Abstract

A detailed theoretical investigation of the effect of scattering of electrons and phonons by lattice vacancies in molybdenum disulfide (MoS2) monolayers (MLs) on diffusion, Sd, and phonon-drag, Sg, components of thermoelectric power (TEP), S, is presented over a wide-temperature range (1 < T < 300 K) using the Boltzmann transport formalism. The diffusion component is assumed to be influenced, not only by vacancies via short-range and Coulomb disorder scattering, but also by charged impurities (CIs) and acoustic and optical phonons. In the case of Sg, the phonons are considered to be scattered, besides the vacancies, by sample boundaries, substitutional isotopic impurities, as well as other phonons via both N- and U-processes. Numerical calculations of Sd and Sg, as functions of temperature and vacancy defect density are presented for MoS2 MLs with ns = 1017 m−2 supported on SiO2/Si substrates.

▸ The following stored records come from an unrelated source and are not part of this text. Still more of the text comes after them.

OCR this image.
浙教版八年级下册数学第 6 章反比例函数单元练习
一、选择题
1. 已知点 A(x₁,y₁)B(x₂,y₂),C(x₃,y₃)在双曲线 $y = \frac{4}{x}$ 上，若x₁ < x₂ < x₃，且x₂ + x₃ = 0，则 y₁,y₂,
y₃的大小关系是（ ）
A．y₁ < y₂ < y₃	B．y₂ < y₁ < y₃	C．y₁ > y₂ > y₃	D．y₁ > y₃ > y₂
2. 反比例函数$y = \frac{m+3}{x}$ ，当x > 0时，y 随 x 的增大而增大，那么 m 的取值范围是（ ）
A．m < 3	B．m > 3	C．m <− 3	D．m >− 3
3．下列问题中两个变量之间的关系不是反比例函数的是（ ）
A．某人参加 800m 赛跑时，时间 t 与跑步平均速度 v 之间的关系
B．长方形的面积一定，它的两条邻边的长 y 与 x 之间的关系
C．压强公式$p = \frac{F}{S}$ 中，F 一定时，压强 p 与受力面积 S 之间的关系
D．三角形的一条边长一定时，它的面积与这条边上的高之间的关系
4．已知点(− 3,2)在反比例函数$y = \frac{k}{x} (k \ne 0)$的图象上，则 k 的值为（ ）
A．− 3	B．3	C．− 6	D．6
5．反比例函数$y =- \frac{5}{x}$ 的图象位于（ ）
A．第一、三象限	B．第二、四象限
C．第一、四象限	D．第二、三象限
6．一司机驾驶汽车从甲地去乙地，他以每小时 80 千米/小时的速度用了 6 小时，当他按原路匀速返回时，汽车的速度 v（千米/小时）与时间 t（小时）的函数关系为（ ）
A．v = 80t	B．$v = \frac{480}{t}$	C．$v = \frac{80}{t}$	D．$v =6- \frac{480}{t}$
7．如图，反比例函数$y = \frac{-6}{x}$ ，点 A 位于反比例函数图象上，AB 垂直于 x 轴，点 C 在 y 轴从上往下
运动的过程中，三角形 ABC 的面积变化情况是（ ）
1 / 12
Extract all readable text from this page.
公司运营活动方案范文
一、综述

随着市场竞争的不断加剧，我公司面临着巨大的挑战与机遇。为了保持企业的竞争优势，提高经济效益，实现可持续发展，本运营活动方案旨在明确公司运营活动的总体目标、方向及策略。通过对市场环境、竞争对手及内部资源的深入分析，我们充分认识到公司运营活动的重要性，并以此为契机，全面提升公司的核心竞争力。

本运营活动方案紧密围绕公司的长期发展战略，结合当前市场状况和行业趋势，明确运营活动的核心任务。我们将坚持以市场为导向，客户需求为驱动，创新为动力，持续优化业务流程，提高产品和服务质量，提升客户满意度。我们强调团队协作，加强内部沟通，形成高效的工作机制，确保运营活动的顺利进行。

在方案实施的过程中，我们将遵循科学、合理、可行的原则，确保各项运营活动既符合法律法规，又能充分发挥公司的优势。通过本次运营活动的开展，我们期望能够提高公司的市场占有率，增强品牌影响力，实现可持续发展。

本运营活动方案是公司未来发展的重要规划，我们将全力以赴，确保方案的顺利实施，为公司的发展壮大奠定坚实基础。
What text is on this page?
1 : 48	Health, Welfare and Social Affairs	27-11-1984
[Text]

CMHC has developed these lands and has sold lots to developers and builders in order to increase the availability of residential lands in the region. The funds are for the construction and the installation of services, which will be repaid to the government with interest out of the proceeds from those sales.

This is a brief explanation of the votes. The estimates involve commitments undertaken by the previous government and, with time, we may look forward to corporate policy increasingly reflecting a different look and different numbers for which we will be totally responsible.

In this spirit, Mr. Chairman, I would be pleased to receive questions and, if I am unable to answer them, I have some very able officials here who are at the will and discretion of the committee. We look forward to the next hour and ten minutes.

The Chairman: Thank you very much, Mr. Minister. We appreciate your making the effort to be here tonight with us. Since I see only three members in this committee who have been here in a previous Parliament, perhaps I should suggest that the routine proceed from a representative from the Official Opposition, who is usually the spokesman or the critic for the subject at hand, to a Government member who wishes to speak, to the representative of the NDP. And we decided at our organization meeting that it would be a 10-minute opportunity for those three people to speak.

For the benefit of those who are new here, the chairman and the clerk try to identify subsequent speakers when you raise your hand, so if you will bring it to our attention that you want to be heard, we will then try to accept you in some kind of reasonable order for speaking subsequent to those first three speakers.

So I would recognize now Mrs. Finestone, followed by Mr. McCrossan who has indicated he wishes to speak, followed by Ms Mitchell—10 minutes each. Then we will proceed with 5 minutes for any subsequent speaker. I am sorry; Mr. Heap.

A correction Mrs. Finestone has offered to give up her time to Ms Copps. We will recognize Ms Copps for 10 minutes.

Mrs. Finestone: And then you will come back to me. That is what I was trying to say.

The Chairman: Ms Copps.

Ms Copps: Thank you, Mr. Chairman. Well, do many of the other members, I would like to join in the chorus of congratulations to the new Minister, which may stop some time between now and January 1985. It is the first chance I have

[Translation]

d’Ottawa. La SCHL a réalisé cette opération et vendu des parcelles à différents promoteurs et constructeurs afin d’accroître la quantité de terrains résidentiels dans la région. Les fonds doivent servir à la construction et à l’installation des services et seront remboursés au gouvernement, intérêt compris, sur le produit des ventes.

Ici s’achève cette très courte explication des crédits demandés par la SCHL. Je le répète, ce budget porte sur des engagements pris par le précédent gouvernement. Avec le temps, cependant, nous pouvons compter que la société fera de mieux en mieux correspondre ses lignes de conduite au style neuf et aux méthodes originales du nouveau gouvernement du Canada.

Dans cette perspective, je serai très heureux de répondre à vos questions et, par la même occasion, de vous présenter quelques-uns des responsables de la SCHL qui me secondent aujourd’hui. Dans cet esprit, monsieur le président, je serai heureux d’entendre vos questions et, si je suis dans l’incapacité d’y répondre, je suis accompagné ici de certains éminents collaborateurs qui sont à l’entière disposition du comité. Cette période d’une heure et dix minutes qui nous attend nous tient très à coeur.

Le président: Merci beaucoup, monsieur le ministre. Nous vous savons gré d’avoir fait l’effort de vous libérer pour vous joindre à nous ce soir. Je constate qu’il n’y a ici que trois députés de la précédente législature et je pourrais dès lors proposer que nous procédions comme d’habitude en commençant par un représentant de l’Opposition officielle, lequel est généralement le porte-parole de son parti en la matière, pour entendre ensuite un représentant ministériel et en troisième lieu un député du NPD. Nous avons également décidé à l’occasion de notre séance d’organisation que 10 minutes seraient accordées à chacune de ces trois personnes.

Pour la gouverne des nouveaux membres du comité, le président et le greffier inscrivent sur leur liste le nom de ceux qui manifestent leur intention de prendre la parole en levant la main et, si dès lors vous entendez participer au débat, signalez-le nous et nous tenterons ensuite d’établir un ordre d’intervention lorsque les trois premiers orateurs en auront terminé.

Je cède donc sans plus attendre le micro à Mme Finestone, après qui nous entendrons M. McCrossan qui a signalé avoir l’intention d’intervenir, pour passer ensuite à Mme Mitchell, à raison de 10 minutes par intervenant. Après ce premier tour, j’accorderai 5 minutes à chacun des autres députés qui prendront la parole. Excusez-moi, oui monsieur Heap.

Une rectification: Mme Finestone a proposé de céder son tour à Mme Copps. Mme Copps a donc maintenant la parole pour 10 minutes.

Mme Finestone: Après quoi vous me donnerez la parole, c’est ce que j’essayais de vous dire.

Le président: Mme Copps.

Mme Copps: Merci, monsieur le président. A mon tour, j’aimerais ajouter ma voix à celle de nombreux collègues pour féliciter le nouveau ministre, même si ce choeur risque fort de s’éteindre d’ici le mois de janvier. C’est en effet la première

The role of carrier scatterings by mono-sulfur and mono-molybdenum vacancies in influencing the overall electron and phonon relaxation rates and in determining Sd and Sg are investigated. The behavior of Sd and Sg is found to be noticeably influenced by vacancy scattering. The influence on Sd is seen to be more for mono-sulfur vacancies for densities lesser than 1%. The influence, is to enhance Sd slightly for MLs with realizable CI concentrations. On the other hand, Sg is found to depend sensitively on the vacancy disorder for T < 50 K; a S-vacancy density of 0.1% is found to suppress the characteristic peak of Sg by almost 60%. The extent of reduction in the characteristic peak of Sg, observable in low temperature measurements of S, can provide information about defect density. The calculations demonstrate that defect engineering of MoS2 ML systems can be used to tune their thermoelectric performance. A need for detailed experimental studies is suggested.